Berikut produk perawatan non-preskripsi dan tips perawatan diri yang dapat membantu Anda mengontrol dan mengelola dermatitis seboroik:

  • Melembutkan dan menghilangkan sisik di rambut. Oleskan minyak mineral atau minyak zaitun pada kulit kepala. Biarkan selama satu jam atau lebih. Lalu sisir atau sikat rambut Anda dan cuci hingga bersih.
  • Cuci kulit Anda secara teratur. Bilas sabun sepenuhnya dari tubuh dan kulit kepala. Hindari sabun yang keras dan gunakan pelembab.
  • Oleskan krim kortikosteroid ringan.
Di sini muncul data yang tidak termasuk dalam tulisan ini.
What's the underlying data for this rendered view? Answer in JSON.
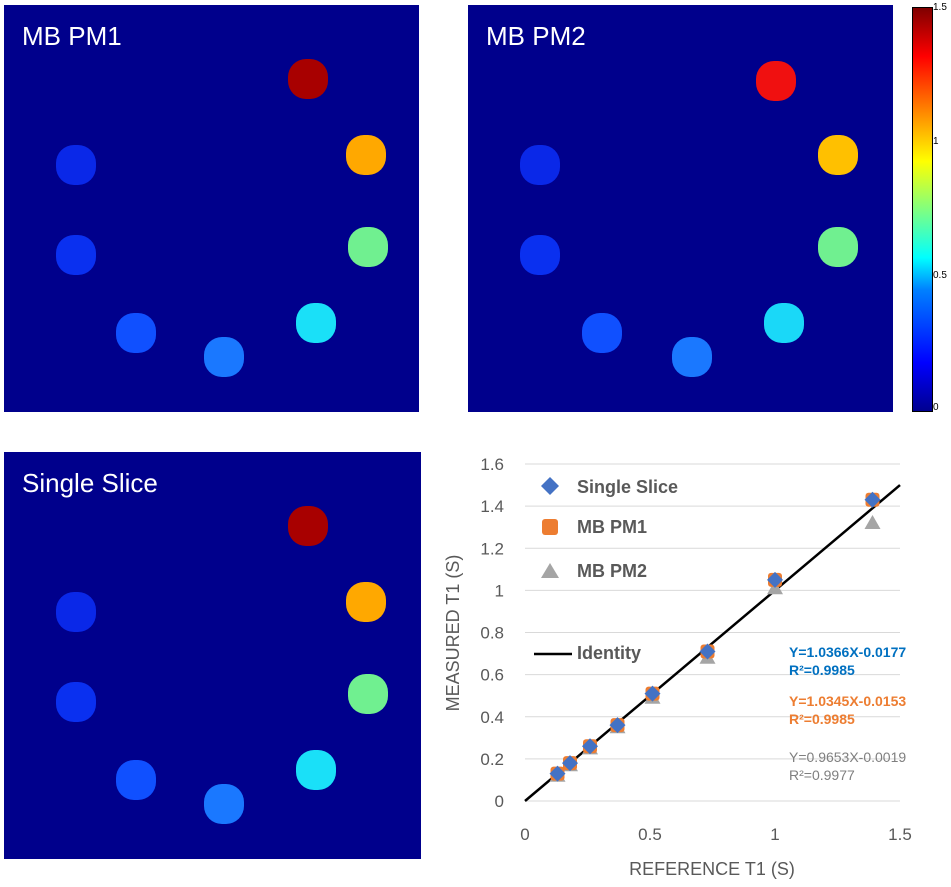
{
  "panels": [
    {
      "title": "MB PM1",
      "id": "mb-pm1"
    },
    {
      "title": "MB PM2",
      "id": "mb-pm2"
    },
    {
      "title": "Single Slice",
      "id": "single-slice"
    }
  ],
  "colorbar": {
    "ticks": [
      "1.5",
      "1",
      "0.5",
      "0"
    ]
  },
  "chart_data": {
    "type": "scatter",
    "xlabel": "REFERENCE T1 (S)",
    "ylabel": "MEASURED T1 (S)",
    "xlim": [
      0,
      1.5
    ],
    "ylim": [
      0,
      1.6
    ],
    "x_ticks": [
      "0",
      "0.5",
      "1",
      "1.5"
    ],
    "y_ticks": [
      "0",
      "0.2",
      "0.4",
      "0.6",
      "0.8",
      "1",
      "1.2",
      "1.4",
      "1.6"
    ],
    "x": [
      0.13,
      0.18,
      0.26,
      0.37,
      0.51,
      0.73,
      1.0,
      1.39
    ],
    "series": [
      {
        "name": "Single Slice",
        "marker": "diamond",
        "color": "#4472c4",
        "values": [
          0.13,
          0.18,
          0.26,
          0.36,
          0.51,
          0.71,
          1.05,
          1.43
        ]
      },
      {
        "name": "MB PM1",
        "marker": "square",
        "color": "#ed7d31",
        "values": [
          0.13,
          0.18,
          0.26,
          0.36,
          0.51,
          0.71,
          1.05,
          1.43
        ]
      },
      {
        "name": "MB PM2",
        "marker": "triangle",
        "color": "#a5a5a5",
        "values": [
          0.12,
          0.17,
          0.25,
          0.35,
          0.49,
          0.68,
          1.01,
          1.32
        ]
      }
    ],
    "identity": {
      "name": "Identity",
      "x": [
        0,
        1.5
      ],
      "y": [
        0,
        1.5
      ]
    },
    "annotations": [
      {
        "eq": "Y=1.0366X-0.0177",
        "r2": "R²=0.9985",
        "color": "#0070c0"
      },
      {
        "eq": "Y=1.0345X-0.0153",
        "r2": "R²=0.9985",
        "color": "#ed7d31"
      },
      {
        "eq": "Y=0.9653X-0.0019",
        "r2": "R²=0.9977",
        "color": "#7f7f7f"
      }
    ]
  }
}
Jika tidak berhasil, cobalah krim antijamur ketoconazole.
  • Hindari produk yang mengandung alkohol. Produk yang mengandung alkohol dapat menyebabkan memperparah gejala dermatitis seborik.
  • Kenakan pakaian katun bertekstur halus. Hal ini membantu menjaga sirkulasi udara di sekitar kulit dan mengurangi iritasi.
  • Jika Anda memiliki jenggot atau kumis, usahakan untuk mencukurnya. Dermatitis seboroik bisa lebih buruk untuk area di bawah kumis dan jenggot. Jika hal ini terjadi, mencukur mungkin meringankan gejala.
  • Hindari menggaruk. Menggaruk dapat meningkatkan iritasi dan risiko infeksi. Oleskan krim hidrokortison atau calamine lotion untuk menghilangkan gatal sementara.
  • Bersihkan perlahan kelopak mata. Jika kelopak mata menunjukkan tanda-tanda kemerahan atau bersisik, cucilah setiap malam dengan sampo bayi dan hapus sisik dan serpihan dengan kapas. Kompres hangat atau panas juga dapat membantu.
  • Cuci kulit kepala bayi Anda dengan lembut. Jika bayi Anda memiliki cradle cap, cucilah kulit kepalanya dengan sampo bayi non-obat sekali sehari. Hapus sisik dan serpihan dengan perlahan, sapu dengan sikat berbulu halus sebelum membilas sampo.

Pengobatan Alternatif

Banyak terapi alternatif yang bisa dicoba untuk mengatasi dermatitis seborik, termasuk yang tercantum di bawah ini. Pengobatan alternative ini terbukti membantu penderita mengelola dermatitis seboroik. Tetapi bukti untuk efektivitasnya tidak konklusif . Untuk itu, Anda selalu disarankan untuk mendiskusikannya terlebih dahulu dengan dokter sebelum menambahkan obat-obatan alternatif ke dalam rutinitas perawatan diri Anda.

  • Minyak pohon teh. Minyak pohon teh, baik digunakan sendiri atau ditambahkan ke sampo, dapat membantu mengobati dermatitis seboroik. Beberapa studi menunjukkan bahwa minyak pohon teh dapat memicu reaksi alergi atau mempengaruhi hormon-hormon tertentu dalam tubuh.
  • Suplemen minyak ikan. Beberapa bukti menunjukkan bahwa mengkonsumsi suplemen minyak ikan yang mengandung asam lemak Omega-3 dapat membantu mengobati dermatitis seboroi
  • Aloe vera. Dalam sebuah penelitian terhadap orang-orang yang menggunakan krim lidah buaya dua kali sehari selama empat sampai enam minggu, 62 persen terlihat mengurangi scaling dan gatal-gatal.